I disagree! Our nervous systems are highly adapted to tracking and predicting moving objects. We evolved as hunters and tool manipulators, and we have excellent, movement-detecting eyesight that can predict where future objects will be based on their paths across our visual field and our estimates of distance. This helps when throwing a spear at a fleeing deer (objects moving well in excess of 10mph), and it helps when driving a car.
In addition to that, a ton of driving skills overlap with social skills - predicting the way a pedestrian is running means they’re going to dart into the road, or onto the crossing; navigating a four-way junction with no clear right-of-way markers; anticipating when a driver looks ‘lost’ and knowing to give distance because of early stops, and a ton of other things you never even think about that aid in avoiding getting into a situation where reflexes are even needed (a situation a computer might have some advantage). These are all things that work because other people are driving these other cars, and we are very good at anticipating the movements of other cars based on our experience with cars but also our ability to understand the people driving them.
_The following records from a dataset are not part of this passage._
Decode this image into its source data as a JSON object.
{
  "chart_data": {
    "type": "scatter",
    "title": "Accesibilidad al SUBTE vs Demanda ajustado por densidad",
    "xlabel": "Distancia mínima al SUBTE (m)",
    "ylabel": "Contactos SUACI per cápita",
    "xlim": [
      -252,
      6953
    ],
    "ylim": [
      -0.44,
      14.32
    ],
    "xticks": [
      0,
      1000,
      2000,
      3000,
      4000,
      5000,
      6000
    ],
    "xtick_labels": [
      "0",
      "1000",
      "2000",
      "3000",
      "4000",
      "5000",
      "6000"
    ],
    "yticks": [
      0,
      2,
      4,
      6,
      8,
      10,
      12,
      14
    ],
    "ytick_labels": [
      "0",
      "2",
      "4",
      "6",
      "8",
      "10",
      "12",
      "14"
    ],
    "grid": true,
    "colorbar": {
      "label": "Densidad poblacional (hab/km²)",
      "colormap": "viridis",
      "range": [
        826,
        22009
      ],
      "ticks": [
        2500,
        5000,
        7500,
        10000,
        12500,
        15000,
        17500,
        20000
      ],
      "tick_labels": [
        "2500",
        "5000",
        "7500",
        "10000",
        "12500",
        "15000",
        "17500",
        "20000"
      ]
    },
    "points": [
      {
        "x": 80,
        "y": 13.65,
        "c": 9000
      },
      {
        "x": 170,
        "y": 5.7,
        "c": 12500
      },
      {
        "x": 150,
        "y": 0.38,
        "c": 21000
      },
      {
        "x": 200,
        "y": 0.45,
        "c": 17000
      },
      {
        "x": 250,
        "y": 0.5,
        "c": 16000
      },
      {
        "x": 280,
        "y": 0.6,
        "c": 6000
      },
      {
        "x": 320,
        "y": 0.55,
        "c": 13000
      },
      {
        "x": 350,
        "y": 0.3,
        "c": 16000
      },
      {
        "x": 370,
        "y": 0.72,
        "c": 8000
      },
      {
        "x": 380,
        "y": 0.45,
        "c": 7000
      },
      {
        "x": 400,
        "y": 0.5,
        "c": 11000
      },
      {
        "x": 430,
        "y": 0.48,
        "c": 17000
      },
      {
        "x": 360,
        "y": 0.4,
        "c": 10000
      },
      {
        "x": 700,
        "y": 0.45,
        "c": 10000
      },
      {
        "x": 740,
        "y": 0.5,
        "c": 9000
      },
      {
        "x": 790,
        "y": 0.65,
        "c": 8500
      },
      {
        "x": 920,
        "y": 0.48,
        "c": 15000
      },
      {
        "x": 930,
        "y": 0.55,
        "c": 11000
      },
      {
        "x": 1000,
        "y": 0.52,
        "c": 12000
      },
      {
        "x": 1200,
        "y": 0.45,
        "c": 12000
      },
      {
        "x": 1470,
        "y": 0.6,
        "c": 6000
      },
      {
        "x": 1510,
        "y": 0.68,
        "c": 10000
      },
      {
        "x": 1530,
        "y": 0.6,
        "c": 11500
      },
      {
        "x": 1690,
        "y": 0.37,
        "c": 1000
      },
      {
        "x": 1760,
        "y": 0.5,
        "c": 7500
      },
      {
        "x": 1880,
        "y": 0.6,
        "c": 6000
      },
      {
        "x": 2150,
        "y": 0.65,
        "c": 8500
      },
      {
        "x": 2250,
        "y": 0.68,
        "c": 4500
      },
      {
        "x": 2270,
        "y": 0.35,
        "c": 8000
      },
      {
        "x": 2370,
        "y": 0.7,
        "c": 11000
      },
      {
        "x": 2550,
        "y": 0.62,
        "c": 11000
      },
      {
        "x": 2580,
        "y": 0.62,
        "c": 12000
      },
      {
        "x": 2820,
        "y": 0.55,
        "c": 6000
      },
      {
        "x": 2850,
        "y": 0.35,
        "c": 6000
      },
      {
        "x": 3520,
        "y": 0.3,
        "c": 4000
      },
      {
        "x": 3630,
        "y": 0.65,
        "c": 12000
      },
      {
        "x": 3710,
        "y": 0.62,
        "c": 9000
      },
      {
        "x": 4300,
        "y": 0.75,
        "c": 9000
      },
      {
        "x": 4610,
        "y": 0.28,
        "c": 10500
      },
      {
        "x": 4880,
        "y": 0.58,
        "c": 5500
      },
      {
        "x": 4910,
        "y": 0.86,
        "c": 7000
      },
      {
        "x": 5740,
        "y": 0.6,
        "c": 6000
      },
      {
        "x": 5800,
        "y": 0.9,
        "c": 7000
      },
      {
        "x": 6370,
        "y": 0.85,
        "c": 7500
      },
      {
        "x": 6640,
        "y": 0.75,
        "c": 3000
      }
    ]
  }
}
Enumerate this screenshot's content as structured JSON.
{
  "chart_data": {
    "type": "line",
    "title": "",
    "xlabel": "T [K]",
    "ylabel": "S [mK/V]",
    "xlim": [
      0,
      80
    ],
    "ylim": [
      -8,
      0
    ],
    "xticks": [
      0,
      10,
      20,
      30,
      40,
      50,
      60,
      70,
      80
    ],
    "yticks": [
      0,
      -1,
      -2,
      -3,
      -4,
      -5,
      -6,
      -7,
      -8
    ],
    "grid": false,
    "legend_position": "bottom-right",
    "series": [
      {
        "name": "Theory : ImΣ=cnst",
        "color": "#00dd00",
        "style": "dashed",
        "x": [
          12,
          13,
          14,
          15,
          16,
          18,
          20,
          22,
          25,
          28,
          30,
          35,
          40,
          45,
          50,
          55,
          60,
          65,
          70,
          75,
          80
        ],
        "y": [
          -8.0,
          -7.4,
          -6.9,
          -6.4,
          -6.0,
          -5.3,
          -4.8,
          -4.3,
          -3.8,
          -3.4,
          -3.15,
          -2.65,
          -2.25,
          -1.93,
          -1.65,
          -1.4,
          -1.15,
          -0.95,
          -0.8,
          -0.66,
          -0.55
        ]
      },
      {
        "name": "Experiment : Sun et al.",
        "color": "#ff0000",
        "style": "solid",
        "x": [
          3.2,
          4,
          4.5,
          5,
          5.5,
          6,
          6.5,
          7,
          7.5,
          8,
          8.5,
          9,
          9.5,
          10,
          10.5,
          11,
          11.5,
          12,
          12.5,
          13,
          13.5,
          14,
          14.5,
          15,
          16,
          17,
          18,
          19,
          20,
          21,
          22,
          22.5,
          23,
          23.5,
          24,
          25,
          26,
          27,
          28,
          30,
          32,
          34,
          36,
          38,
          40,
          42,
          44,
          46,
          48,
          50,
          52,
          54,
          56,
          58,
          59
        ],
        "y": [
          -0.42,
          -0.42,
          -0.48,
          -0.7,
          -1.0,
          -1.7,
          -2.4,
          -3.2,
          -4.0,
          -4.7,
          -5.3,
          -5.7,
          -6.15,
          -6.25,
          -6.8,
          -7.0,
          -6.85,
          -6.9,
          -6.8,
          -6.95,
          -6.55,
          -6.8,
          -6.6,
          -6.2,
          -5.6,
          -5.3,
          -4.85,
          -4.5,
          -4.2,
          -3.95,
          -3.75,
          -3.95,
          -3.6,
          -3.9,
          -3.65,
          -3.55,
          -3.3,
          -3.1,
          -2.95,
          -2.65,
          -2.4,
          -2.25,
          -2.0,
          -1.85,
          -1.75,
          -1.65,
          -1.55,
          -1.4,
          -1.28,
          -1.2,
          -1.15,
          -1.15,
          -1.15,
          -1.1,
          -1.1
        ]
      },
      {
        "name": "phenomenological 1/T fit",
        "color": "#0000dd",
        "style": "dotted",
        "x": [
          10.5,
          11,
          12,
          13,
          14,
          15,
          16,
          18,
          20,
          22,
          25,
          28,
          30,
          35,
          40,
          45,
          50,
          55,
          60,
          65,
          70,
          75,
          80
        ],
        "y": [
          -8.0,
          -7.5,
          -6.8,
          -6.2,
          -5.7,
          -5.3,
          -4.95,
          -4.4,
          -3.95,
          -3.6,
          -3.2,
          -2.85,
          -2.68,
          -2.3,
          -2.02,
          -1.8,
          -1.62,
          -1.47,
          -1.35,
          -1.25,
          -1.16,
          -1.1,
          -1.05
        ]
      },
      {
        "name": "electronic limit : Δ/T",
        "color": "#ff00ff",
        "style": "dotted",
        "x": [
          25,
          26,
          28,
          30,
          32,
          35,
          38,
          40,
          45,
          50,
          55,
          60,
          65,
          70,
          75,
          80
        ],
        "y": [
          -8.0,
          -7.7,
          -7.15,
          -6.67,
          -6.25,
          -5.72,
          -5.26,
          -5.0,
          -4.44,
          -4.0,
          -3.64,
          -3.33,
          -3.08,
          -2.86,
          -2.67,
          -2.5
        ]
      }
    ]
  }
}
Yes, some people drink and get chronically distracted while driving, and do drugs. In principle, we don’t let them drive cars! It’s just hard to detect/stop them until it’s too late.
We’ve done really well with self-driving cars, but it’s a really hard problem running into the hardest final pieces. The last 5% is probably harder than the first 95%.
I guess is that we can probably make self-driving cars that can operate on the same roads as humans with similar accident rates, but I very much doubt all the pieces (technology, infrastructure, legislation) will be in happen before 2050, and I’m not even sure about that.
I expect self-driving haulage vehicles, moving along segregated lanes between out-of-city warehouses by 2030, at best.